Glover, the former director of middle and back office support at RBS Securities, cut a deal with federal prosecutors on Wednesday. He waived his right to indictment and pleaded guilty to one count of interstate fraud stemming from embezzlement. According to court documents, he allegedly siphoned off the money between January of 2009 and January of 2010 in nine transactions. He faces imprisonment of up to 10 years and a fine of up to $1.25 million and is expected to be sentenced in September.
According to the U.S. Attorney, Glover set up a personal banking account in New Jersey under the name CPS Funding, which was similar to a legitimate RBS Securities customer. The government said Glover would keep the money for his own use. One of Glover's responsibilities was to transfer funds from RBS to customers to settle or reconcile securities transactions. The company caught on in January of 2010, the same month Glover allegedly made his biggest transfer in excess of $300,000, according to court records.

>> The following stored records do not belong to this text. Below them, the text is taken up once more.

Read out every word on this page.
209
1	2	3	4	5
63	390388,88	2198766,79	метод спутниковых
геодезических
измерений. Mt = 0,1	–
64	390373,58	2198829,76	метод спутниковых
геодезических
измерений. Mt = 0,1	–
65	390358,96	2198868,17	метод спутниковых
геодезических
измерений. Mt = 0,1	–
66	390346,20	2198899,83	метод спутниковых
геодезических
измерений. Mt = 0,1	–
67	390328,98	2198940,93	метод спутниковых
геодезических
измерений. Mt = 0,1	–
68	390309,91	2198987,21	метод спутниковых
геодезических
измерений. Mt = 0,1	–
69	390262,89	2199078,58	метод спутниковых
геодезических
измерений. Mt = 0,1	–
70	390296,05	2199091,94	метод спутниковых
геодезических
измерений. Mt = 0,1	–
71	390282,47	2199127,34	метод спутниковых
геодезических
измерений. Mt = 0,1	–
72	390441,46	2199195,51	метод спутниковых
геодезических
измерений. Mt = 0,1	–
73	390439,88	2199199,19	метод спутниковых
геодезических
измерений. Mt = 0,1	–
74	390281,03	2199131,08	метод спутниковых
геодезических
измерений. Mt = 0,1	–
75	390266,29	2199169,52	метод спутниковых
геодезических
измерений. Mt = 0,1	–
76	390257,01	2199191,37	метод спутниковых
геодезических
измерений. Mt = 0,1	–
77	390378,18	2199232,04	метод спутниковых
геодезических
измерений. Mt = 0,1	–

Glover and RBS agreed to a private restitution deal, in which he paid back the money he took in two installments, according to the court. He paid RBS $359,180.55 in January of 2010 and then $266,600 in March. So RBS got back $625,180.55, which is $295.55 cents more than the government said he took.
*Obviously he had to go about this slowly so as not to draw attention to the situation and, you know, get caught or something.